Everyone Wins, my new clothing line, came out of that. “Nothing new” is the idea. I buy vintage designer clothes and style them up with patches and other embellishments. I switch out the buttons, or I take two shirts of different colors and swap out the components to make color-blocked shirts. I also take Levi’s and Wrangler jeans from the ’70s, ’80s, and ’90s—they’re more durable than anything else on earth—and I wash, repair, and taper. When they’re done right, they’re so juicy.

Eckstein in the Everyone Wins studio.

I also started a furniture line, Somerset Studios, with the same ethos. I look to auctions and online for broken furniture, things that were made very well and got mismatched or overlooked because they’re filled with scratches or are missing hardware. I update them with new upholstery, I sand out the scratches and apply teak oil or search for missing parts. I’ve been taking all this Richard Schultz mesh outdoor furniture and repurposing it for indoors. There’s no scalable model in this business: I’m not going to become a millionaire. And I’m OK with that.

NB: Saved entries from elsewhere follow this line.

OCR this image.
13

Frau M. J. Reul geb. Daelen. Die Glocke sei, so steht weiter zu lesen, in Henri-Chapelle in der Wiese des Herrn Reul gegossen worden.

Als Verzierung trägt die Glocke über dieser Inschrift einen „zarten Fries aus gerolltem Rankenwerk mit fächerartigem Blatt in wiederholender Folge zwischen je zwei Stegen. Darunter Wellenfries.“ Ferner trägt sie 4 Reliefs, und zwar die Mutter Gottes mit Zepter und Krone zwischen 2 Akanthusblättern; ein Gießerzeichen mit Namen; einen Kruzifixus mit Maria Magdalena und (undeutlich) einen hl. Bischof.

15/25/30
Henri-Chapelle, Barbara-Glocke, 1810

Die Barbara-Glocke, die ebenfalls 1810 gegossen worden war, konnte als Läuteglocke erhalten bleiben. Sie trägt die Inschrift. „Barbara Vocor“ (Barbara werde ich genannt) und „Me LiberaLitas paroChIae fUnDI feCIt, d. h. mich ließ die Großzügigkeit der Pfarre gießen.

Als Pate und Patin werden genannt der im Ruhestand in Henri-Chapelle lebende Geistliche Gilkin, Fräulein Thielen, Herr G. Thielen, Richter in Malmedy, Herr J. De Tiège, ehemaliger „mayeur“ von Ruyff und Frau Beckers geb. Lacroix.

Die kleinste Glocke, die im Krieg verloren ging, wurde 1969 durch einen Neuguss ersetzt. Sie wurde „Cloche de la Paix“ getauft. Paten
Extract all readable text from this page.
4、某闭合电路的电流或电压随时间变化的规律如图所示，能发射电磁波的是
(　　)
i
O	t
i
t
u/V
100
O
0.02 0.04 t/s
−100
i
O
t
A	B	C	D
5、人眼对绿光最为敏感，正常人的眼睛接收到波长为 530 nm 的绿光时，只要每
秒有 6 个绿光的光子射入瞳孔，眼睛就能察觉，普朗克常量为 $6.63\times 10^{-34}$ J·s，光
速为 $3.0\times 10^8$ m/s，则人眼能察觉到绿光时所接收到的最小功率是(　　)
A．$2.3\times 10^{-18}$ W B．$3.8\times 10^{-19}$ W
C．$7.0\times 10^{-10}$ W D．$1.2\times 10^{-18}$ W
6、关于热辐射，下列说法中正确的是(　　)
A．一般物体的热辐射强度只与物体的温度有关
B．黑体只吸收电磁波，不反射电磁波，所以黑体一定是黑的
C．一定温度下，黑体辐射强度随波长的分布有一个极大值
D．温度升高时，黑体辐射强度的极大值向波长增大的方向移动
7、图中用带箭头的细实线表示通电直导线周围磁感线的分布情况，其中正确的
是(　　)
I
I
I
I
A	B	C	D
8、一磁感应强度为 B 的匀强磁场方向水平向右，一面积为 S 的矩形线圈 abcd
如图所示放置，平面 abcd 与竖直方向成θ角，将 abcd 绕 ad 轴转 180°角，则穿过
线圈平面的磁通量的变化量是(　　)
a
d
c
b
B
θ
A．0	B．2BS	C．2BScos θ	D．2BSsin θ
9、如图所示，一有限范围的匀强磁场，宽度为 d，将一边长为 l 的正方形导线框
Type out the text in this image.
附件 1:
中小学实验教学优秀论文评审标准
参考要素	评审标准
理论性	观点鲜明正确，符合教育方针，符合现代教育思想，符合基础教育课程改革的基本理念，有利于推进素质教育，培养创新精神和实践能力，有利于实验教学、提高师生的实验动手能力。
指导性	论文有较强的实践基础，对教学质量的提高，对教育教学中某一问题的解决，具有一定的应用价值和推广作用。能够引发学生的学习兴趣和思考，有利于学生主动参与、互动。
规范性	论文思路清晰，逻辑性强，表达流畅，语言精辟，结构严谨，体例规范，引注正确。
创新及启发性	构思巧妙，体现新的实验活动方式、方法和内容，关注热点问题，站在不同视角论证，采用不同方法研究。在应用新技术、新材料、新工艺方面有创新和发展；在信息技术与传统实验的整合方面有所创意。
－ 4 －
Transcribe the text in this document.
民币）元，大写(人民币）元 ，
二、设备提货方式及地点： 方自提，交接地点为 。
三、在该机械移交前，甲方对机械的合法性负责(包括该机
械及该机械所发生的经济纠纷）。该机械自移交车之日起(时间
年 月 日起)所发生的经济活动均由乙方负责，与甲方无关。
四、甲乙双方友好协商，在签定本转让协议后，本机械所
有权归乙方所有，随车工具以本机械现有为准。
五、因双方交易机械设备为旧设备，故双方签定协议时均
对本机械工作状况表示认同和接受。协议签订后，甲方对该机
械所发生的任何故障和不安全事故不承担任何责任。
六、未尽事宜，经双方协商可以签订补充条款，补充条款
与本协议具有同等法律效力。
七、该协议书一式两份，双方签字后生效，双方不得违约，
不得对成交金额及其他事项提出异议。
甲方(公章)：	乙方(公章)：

I just opened a huge store in Williamsburg, Somerset House, to sell both lines, along with rare exotic cars by my friend Rami Fetyani. I could never afford this space—the rent would be around $45,000 a month. But stores are in flux right now, so I found a landlord willing to do a revenue-sharing deal. I stage the space, and they get a percentage of sales until someone comes in who can afford the premium price tag. Everyone wins.